Nous sommes arrivés en famille à ce terrain de camping ou nous ne comptions nous arrêter que brièvement. Mais il allait devenir notre destination finale.  »

C’est un camping « 5 étoiles » que Dimitri appelé aussi Mitia baptise tout de suite « Les sables d’or ». Il est là avec sa mère et son grand frère Vladimir. Le père est aux abonnés absents et la mère un beau matin, a décidé de louer un camping car et de partir droit devant elle . On sent que cette halte est un peu une fatalité : le véhicule est en panne, le séjour se prolonge.

Mitia et Vladimir sont à la dérive : il y a quelques semaines l’ami de Mitia, Noël est mort en tombant du Silo, et c’est Vladimir qui s’est occupé du mourant. Enfin, c’est ce que croit Mitia, parce que dans sa tête, tout est flou, il ne ne souvient pas vraiment.

Au hasard de ses errances il va successivement rencontrer une fille belle et mystérieuse et une bande de garçons qui se sont baptisés les Épaves et qui errent sur la plage.

Cette fille apparaît, disparaît comme une présence immatérielle, existe-elle vraiment ?

Est ce le regard de Mitia qui lui donne vie ?

Les garçons eux l’acceptent rapidement dans leur bande, ils ont des noms étranges, la Méduse, Lusitania, Globe Star, Romeo, Mark Antonio.Il y a aussi Nicolai et Joshua qui vont devenir ses amis. Comme Mitia ils ont d’étranges pertes de mémoire .

 » Quand je leur ai posé la simple question : » ils sont où, vos vieux ? », cela a donné lieu à une conversation surréaliste.

La voici :

-Nos vieux, Quels vieux ?

-Ben les mères, les pères, les amies, et Jim le berger allemand. Ceux avec qui vous êtes venus, quoi.

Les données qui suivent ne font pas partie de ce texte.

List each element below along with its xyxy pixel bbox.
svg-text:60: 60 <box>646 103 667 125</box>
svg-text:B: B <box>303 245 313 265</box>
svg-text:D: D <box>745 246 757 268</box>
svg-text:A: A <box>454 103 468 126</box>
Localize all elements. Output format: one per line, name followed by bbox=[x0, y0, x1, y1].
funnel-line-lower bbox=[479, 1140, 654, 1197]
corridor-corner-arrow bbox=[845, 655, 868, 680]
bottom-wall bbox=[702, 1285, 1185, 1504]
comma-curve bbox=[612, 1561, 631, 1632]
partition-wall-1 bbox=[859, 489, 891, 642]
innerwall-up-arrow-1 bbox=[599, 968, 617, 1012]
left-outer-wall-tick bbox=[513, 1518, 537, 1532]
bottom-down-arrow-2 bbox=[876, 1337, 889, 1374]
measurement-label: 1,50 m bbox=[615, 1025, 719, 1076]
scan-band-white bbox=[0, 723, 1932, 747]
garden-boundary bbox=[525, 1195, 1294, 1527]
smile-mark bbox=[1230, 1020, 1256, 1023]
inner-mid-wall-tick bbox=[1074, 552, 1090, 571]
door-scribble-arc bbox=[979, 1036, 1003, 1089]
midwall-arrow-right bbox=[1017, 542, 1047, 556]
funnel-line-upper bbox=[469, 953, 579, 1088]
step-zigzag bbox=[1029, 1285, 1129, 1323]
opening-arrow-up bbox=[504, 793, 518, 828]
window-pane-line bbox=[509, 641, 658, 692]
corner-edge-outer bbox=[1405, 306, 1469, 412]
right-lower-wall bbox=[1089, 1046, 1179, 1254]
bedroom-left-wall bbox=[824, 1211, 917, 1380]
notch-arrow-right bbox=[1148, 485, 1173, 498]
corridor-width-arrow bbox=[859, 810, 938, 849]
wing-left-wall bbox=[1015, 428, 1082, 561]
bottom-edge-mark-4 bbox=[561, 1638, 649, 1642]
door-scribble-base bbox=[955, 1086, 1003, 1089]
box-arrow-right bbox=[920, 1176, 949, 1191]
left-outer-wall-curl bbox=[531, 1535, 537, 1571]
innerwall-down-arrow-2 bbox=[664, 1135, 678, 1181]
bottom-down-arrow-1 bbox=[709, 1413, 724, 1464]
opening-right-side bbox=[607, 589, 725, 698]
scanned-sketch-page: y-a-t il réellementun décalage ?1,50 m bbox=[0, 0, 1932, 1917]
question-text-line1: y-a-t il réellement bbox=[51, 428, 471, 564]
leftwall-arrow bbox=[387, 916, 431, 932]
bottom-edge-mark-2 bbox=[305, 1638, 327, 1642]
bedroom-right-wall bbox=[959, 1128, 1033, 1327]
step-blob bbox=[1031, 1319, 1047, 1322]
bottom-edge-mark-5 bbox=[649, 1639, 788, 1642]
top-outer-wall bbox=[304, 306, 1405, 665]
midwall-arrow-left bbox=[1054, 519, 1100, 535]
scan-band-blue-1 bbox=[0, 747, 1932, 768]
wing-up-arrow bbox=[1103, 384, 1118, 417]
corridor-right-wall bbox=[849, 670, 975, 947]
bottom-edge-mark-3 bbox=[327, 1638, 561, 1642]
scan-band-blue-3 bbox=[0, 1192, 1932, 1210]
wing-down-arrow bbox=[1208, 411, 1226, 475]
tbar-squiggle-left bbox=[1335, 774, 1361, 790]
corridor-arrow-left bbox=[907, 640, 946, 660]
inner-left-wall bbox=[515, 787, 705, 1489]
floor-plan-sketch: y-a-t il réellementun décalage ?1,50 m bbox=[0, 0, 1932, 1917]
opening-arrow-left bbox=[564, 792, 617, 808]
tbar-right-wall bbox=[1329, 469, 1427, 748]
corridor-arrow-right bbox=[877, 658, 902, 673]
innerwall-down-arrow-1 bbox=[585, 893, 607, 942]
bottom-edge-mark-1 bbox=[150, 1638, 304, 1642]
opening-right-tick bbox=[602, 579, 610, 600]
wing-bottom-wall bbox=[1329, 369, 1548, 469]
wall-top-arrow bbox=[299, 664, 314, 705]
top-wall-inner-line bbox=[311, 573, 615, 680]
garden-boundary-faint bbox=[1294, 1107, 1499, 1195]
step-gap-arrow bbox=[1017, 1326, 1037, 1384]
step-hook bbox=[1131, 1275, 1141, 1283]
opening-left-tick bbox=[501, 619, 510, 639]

Qui campaient là d’où vous avez fugué.

– Mais on vient de nulle part. On est juste là.

– Tout le monde vient de quelque part.

-Pas nous. On est des épaves.

-Ouais, ouais, c’est ça. Allez, vous avez bien des vieux quelque part ?

-Quelqu’un se souvient de vieux ?

-Pas moi.

-Ouais, on ne se rappelle pas. »

Vladimir, lui, va de plus en plus mal et Mitia s’inquiète : que s’est-il passé pour que son grand-frère, son allié s’isole ainsi.

Un sentiment de mal-être s’installe, d’incohérence, de flou.

Qui est vraiment cette fille installée dans un vieil hôtel abandonné, quels maléfices tisse-t-elle dans l’ombre ? Un des garçons, César, a déjà disparu….

Ce qui a commencé comme une banale histoire d’adolescents désoeuvrés devient insidieusement le récit incohérent, presque cauchemardesque d’une réalité imprévisible et bouleversante.

C’est un roman absolument magnifique, déchirant, de ceux qui restent dans un coin de notre mémoire.